The strategy worked, because they caught some nice big cats, and I caught lots of eater-sized kitties. But that wasn’t all we caught. All of us landed freshwater drum, a species unjustly accused of meh-ness by foolish anglers all over the Midwest. I love them, and have been evangelizing their merits for years. Nate caught a pretty walleye, too, and I caught a burbot! Rare in rivers, these are.
But the kicker came out of a huge cottonwood snag: A lake sturgeon! I’d never caught one before, and although it was too small to keep, it was an amazing catch. Sturgeon were almost wiped out of the river in the past, so it’s fantastic to see them coming back — just watch out for the razor-sharp scutes, which will cut you to ribbons.
The fishing was great both days of the weekend, but it was the cameraderie that made this trip memorable. I’ve known Jamie for years, and am just getting to know Nate better, and turns out the three of us make a fun team. Nate runs a YouTube show that I’ve been on called Shorelunch with Nate P., and his personality is as big as he is — and he is taller than six feet and tops 300 pounds. (Nate is a big boy) Jamie works for the VA and has written wild food articles for Outdoor Life magazine. He also specializes in cocktails made with wild ingredients.
I could tell you that the weekend was full of beer drinking, farting, steak-eating, whiskey, and jokes. And that would be 100 percent accurate.
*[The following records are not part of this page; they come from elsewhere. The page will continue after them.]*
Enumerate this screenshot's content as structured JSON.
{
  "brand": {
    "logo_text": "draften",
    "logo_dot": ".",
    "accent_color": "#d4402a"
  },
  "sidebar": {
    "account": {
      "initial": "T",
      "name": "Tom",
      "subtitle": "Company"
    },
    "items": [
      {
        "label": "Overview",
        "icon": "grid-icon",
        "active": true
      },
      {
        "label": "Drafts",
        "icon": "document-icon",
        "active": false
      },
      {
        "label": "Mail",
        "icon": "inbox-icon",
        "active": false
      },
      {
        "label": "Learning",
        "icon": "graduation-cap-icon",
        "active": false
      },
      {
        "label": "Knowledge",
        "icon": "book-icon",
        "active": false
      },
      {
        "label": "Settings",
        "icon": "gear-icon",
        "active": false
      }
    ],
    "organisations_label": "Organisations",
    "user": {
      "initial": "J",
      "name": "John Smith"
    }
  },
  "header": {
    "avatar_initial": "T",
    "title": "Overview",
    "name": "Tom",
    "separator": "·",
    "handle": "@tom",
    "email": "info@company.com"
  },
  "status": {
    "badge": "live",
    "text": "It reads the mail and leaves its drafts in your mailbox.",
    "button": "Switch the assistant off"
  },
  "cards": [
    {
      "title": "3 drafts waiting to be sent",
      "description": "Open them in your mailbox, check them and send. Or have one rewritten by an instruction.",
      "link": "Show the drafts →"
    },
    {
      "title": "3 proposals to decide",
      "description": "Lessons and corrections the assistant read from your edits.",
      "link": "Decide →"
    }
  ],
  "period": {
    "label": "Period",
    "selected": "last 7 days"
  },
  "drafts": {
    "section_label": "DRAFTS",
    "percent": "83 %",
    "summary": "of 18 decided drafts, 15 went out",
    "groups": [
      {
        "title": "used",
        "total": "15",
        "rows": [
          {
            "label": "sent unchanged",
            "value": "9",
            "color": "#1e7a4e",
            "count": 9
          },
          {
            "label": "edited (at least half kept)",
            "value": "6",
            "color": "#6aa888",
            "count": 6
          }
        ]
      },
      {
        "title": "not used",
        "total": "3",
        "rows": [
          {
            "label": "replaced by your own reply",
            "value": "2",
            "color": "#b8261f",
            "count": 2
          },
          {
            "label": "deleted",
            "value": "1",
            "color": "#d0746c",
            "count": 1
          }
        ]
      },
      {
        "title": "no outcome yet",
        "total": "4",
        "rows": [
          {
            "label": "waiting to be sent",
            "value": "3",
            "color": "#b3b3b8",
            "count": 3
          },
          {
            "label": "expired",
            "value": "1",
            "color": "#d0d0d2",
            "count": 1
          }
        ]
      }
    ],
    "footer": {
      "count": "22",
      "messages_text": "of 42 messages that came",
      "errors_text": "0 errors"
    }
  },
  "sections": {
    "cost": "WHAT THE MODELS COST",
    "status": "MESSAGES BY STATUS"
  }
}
Nate drank so much of Bell’s Two Hearted Ale that we decided to rename it Bell’s Two Farted Ale for the effect it had on his innards. But the weekend was way more than that.
It was… fellowship. In the root sense of the word. I normally act the same way I do around men as I do around women. I have trained myself this way. So it took me a full day to break all that down and release my inner “guy.” Yeah, I can tell dirty jokes and drink Scotch and beer and yes, fart with the best of them. But I normally don’t.
I needed to that weekend. I needed some time and space to reconnect with things that make me happy, to put my phone away and live. And lest you think it was all monosyllabic grunts and whistles and bodily emissions, we also talked. Talked about things trivial and deep, about women and relationships and jobs and life’s Great Mysteries.
Am I miraculously cured from what ails me after that weekend? No, but I am a helluva lot better for it. More of this, please. A lot more. But maybe with a little less farting next time. Talkin’ to you, Nate!
Absolutely nailed it.... From a camper in the Poconos, to sika in MD, to Quail and red tree rats in Maine.... these are the trips I wait for... sometimes years between...And WHY do we fart so much more on these trips.....
It sounds like a really good Boy Scout camp out minus the beer! Love it.